FT 08-G The Supreme Court

Todd McDorman, Department of Rhetoric

The Supreme Court is one of the most revered and respected American institutions. It represents justice, it preserves the Constitution, it serves as a co-equal branch of government in America’s system of checks and balances. However, it is also an institution that few people spend much time studying—or even thinking about. In this freshman tutorial we will study the history, the personalities, and the cases that have made the Supreme Court what it is. We will study the Court’s humble beginnings when it had little power and even less prestige. We will discuss and examine some of the dominant personalities of the Court—John Marshall, Roger Taney, Earl Warren, William Brennan, William Rehnquist, Sandra Day O’Connor, Atonin Scalia, and others.
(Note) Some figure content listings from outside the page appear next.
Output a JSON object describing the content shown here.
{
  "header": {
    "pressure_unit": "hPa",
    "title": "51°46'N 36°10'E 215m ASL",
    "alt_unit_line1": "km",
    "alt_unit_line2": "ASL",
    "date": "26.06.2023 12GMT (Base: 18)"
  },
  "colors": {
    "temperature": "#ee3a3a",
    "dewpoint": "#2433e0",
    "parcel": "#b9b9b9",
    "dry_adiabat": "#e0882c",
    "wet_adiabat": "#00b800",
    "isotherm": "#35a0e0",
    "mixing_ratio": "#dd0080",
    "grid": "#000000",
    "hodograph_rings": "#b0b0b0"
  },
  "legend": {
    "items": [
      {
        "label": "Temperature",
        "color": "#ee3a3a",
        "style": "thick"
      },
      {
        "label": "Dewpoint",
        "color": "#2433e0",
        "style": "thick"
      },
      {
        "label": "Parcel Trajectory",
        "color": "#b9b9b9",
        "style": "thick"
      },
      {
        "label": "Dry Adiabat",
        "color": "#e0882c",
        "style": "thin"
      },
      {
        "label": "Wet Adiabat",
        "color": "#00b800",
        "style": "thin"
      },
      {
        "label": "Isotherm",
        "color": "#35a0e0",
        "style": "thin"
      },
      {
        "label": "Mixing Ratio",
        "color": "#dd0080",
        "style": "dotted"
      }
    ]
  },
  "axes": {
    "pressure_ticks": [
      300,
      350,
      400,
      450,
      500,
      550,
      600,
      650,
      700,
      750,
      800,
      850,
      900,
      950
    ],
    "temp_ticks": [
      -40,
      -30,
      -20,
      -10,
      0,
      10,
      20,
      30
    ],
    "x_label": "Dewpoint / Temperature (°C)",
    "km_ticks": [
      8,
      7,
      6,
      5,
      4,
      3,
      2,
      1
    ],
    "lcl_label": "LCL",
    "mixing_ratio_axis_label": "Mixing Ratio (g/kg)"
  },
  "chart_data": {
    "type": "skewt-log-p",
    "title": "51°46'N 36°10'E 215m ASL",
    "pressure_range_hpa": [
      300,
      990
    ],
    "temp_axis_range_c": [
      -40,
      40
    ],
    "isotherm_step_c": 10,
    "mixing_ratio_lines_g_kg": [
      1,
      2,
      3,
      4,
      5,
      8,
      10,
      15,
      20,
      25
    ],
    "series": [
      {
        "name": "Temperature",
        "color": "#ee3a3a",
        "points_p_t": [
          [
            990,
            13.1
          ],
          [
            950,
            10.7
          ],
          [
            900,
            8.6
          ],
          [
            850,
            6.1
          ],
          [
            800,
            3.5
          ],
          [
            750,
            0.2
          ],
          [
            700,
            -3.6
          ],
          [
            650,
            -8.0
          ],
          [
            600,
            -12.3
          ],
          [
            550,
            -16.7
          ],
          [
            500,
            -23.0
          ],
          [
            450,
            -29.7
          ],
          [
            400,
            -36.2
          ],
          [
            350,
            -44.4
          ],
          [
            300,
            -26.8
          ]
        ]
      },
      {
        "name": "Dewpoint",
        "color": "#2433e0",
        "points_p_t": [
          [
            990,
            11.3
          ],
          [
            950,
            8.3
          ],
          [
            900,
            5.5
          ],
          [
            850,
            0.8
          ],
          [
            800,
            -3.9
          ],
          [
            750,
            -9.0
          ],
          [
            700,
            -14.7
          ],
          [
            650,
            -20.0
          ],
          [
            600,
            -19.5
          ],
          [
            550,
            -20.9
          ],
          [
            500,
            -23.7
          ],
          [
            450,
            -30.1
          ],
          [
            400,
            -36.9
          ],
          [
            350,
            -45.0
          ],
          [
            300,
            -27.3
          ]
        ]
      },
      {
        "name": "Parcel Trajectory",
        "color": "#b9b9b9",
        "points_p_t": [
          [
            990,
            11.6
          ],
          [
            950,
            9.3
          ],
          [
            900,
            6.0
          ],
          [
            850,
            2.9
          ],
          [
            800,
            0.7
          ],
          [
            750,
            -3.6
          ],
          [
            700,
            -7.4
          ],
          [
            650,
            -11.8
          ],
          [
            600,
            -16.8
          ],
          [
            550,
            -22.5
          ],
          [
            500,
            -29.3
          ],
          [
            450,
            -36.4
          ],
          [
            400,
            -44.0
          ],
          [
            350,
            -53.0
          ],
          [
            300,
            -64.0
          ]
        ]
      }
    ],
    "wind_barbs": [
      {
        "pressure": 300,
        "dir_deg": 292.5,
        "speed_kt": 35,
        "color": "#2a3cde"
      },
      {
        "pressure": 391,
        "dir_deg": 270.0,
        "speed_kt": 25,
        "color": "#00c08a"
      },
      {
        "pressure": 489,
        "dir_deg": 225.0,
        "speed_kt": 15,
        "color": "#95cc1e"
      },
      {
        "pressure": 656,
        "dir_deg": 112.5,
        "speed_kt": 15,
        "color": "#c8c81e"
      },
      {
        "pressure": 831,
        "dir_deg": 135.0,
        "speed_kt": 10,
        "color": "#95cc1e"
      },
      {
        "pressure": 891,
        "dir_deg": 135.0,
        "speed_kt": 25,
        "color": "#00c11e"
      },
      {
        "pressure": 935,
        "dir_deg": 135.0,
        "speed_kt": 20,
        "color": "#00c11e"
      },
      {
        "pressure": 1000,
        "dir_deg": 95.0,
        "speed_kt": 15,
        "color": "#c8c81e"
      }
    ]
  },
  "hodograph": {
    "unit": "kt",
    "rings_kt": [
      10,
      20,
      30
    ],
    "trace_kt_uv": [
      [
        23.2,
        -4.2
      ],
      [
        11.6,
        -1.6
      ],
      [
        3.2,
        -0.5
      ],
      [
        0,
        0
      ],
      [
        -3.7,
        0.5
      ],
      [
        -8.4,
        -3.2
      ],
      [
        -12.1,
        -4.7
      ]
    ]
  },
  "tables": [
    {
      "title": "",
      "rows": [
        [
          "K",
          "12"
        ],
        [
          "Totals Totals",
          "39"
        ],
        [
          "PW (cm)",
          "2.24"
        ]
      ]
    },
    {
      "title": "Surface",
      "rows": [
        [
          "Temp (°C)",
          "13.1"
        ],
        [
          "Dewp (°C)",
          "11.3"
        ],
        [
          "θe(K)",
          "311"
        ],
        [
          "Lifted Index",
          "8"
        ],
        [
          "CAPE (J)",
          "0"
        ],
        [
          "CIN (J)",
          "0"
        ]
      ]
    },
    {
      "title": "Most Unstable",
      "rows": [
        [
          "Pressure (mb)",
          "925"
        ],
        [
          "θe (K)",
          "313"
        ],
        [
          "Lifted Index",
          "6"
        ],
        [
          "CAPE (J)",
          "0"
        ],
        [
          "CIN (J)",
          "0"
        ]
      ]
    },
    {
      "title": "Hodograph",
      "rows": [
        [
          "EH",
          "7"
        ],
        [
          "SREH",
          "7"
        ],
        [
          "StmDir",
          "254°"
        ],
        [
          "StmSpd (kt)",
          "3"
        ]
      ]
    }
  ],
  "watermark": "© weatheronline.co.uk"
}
And we will consider and debate some of the cases that have made the Supreme Court, from Brown v. Board of Education to Roe v. Wade. Course assignments will include an essay and speech on a Supreme Court justice, an essay and speech critiquing a Supreme Court decision, and participation in a moot court style appellate argument.

Credits: 1

FT 08-P Christianity and Popular Culture

Steve Webb, Department of Philosophy and Religion

The relationship between Christianity and popular culture is rich with historical and theological issues. Christian churches were once one of the main sources of education and entertainment in America, but by the early 20th century popular culture and religion began going their separate ways. The newest trend, however, for the fastest growing churches in America is a marriage between theology and the latest entertainment technology. Is this a marriage of convenience, or is something deeper going on? Many Christians today want to integrate films, sports, and fashion into a holistic religious lifestyle. Yet questions remain: Can popular culture carry the weight of theological messages? Are sports an appropriate venue for religious expression? What happens when rock and Christianity meet? Can Christianity adopt popular culture without losing its soul? We will look at all of these issues from the perspective of historical Christian faith, and we will ask how popular culture has changed Christianity as well as how Christianity has changed, and perhaps should change, popular culture.


Credits: 1

FT 08-Q Dragons, Giants, and Tigers: Asian and the World Economy

Kealoha Widdows, Department of Economics

Why have Asian economies grown so phenomenally? Why have some succeeded and not others? How will that growth affect the US and the global economy in the 21st century?
Beginning with the emergence of the Asian Tigers (Singapore, S. Korea, Hong Kong, and Taiwan) as world economic powers in last quarter of the 20th century, many Asian economies have transformed themselves into powerhouses on the global economic stage. These events have caused economists to rethink standard models of economic development and have spawned new prescriptions for growth out of poverty. In this tutorial, we will look at the economies of China and India, as well as those of several smaller Southeast Asian nations (such as Vietnam, Malaysia, and Thailand). We will also study the factors responsible for their success and the effects of their growth on the rest of the world in the 21st century. In addition to readings and some analytical work with data using Excel, students will have substantial responsibility for researching individual countries and presenting their results.